Predicting Alzheimer’s Disease Using Deep Neuro-Functional Networks with Resting-State fMRI

Abstract

Resting-state functional connectivity has been widely used for the past few years to forecast Alzheimer’s disease (AD). However, the conventional correlation calculation does not consider different frequency band features that may hold the brain atrophies’ original functional connectivity relationships. Previous works focuses on low-order neurodynamics and precisely manipulates the mono-band frequency span of resting-state functional magnetic imaging (rs-fMRI). They specifically use the mono-band frequency span of rs-fMRI, leaving out the high-order neurodynamics. By creating a high-order neuro-dynamic functional network employing several levels of rs-fMRI time-series data, such as slow4, slow5, and full-band ranges of (0.027 to 0.08 Hz), (0.01 to 0.027 Hz), and (0.01 to 0.08 Hz), we suggest an automated AD diagnosis system to address these challenges. It combines multiple customized deep learning models to provide unbiased evaluation, and a tenfold cross-validation is observed We have determined that to differentiate AD disorders from NC, the entire band ranges and slow4 and slow5, referred to as higher and lower frequency band approaches, are applied.
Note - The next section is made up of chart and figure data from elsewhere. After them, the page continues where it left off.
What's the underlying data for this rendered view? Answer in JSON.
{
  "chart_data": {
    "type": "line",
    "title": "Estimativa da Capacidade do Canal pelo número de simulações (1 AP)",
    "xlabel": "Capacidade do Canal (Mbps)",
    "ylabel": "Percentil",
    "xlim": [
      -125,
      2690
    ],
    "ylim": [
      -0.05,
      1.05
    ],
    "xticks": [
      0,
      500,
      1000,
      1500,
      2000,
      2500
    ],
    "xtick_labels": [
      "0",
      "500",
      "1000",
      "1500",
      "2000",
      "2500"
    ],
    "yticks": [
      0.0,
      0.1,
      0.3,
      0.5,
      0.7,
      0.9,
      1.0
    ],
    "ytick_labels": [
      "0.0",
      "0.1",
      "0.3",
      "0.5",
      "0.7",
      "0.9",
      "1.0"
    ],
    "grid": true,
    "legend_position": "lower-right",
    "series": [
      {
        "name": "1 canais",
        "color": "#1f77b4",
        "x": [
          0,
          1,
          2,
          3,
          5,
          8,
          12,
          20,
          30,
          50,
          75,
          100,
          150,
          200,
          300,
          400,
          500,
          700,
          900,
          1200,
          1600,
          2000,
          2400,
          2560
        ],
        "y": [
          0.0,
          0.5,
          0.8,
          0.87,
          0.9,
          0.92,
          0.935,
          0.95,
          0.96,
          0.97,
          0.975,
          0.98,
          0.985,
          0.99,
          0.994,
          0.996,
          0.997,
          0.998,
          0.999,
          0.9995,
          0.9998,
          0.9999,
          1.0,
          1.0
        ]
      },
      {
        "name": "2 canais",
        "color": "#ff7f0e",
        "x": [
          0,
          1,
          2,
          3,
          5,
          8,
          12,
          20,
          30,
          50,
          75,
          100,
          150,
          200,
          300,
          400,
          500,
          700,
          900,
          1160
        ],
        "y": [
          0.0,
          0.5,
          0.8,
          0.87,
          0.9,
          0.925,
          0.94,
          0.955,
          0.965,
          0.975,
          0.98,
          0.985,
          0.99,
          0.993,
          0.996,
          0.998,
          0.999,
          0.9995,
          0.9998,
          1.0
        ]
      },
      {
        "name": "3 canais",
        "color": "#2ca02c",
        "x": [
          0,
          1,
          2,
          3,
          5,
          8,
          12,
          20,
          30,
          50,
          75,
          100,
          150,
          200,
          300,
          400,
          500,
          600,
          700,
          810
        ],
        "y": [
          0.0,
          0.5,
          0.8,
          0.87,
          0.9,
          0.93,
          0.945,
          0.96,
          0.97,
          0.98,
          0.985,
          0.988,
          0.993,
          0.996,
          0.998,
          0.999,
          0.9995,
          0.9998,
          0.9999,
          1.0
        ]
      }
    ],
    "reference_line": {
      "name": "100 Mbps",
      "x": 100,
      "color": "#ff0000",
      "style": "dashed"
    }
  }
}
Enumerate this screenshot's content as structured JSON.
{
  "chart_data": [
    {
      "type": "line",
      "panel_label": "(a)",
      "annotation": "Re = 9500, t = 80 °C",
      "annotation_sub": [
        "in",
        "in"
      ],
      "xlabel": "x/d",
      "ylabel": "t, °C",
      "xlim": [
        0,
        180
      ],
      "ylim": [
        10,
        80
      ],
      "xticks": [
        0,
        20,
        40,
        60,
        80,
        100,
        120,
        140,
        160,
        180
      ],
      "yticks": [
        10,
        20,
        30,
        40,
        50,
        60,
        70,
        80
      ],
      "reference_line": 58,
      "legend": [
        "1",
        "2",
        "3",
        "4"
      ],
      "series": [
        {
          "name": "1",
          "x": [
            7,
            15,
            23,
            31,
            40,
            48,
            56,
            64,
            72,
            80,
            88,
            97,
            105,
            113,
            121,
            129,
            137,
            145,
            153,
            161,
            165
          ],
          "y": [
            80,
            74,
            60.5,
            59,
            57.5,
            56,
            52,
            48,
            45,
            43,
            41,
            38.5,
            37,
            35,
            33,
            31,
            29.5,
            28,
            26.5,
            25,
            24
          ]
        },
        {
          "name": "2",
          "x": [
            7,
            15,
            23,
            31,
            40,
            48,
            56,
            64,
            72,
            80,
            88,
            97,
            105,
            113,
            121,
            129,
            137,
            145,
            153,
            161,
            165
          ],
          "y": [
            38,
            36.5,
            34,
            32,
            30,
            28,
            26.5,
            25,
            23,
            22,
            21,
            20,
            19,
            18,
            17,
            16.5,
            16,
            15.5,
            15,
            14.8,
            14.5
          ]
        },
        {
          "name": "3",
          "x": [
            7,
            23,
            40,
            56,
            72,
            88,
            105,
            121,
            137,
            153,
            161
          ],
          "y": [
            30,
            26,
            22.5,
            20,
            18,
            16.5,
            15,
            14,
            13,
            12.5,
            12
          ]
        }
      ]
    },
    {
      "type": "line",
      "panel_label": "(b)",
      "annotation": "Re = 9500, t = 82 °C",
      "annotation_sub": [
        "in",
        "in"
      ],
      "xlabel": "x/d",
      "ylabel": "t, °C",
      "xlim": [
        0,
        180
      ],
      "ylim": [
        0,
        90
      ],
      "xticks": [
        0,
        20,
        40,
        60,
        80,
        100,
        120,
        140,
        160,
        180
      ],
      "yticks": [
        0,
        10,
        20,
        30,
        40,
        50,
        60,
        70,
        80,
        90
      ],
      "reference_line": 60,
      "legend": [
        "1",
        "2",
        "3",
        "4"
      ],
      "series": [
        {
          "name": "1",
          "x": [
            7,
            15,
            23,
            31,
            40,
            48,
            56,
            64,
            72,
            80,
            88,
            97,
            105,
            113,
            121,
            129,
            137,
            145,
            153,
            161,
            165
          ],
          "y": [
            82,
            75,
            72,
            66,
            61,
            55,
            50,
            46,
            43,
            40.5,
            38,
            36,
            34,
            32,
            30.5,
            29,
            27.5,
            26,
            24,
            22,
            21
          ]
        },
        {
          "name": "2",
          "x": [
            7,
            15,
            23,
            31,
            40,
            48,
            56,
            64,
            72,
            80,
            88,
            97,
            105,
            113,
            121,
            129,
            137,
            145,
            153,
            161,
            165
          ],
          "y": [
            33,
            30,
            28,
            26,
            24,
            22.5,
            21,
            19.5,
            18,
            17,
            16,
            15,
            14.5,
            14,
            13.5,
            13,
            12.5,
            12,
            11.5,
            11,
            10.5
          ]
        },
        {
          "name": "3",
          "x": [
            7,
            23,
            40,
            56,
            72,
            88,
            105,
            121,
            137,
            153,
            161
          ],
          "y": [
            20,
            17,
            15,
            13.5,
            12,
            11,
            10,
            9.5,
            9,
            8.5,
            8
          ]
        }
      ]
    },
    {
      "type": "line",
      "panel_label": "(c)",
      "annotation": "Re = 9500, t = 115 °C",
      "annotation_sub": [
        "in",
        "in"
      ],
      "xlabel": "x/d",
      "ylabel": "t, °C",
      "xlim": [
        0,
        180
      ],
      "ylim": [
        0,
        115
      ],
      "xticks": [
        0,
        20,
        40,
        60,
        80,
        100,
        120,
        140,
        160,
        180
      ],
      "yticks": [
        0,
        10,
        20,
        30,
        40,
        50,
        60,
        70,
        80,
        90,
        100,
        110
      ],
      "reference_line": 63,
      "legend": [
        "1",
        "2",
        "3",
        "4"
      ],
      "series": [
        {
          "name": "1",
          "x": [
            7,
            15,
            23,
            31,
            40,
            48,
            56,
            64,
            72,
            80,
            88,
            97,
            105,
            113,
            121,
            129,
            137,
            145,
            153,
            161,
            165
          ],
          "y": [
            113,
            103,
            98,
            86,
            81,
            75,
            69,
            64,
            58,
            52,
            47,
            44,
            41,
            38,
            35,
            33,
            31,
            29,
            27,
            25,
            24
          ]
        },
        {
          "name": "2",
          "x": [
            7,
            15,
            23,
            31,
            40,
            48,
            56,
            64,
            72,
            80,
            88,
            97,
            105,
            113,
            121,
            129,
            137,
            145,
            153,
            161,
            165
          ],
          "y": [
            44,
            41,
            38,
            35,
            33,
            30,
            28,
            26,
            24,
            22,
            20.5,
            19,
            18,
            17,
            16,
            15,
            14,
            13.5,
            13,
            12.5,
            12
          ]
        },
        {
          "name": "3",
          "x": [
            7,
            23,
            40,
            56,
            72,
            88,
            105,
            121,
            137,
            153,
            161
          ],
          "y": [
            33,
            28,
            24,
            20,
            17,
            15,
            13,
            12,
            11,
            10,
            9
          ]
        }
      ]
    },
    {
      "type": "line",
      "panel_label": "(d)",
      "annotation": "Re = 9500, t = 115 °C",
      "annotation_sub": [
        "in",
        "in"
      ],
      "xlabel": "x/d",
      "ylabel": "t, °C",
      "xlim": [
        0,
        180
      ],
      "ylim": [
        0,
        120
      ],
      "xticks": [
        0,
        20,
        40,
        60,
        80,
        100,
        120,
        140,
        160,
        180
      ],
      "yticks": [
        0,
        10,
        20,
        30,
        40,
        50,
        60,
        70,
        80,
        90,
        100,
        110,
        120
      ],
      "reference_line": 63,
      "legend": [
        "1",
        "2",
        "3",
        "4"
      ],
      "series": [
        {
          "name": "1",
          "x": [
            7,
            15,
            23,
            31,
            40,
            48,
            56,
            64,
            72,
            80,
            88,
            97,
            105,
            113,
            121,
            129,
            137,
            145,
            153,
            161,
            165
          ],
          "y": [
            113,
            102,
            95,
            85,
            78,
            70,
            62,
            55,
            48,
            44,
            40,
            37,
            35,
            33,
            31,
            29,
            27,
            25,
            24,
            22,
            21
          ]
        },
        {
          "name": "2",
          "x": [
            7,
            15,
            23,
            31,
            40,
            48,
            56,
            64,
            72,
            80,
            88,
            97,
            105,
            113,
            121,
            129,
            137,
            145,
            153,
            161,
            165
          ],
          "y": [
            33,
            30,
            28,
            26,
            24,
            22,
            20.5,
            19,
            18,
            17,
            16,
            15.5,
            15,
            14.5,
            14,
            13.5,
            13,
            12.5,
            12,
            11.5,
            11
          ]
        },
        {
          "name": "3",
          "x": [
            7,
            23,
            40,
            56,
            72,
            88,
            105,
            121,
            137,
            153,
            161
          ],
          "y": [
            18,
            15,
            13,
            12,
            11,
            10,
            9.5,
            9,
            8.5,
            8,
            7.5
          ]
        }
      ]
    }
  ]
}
The first method uses the SVM and KNN to deal with AD diseases. The second method uses the customized Alexnet and Inception blocks with rs-fMRI datasets from the ADNI organizations. We also tested the other machine learning and deep learning approaches by modifying various parameters and attained good accuracy levels. Our proposed model achieves good performance using three bands without any external feature selection. The results show that our system performance of accuracy (96.61%)/AUC (0.9663) is achieved in differentiating the AD subjects from normal controls. Furthermore, the good accuracies in classifying multiple stages of AD show the potentiality of our method for the clinical value of AD prediction.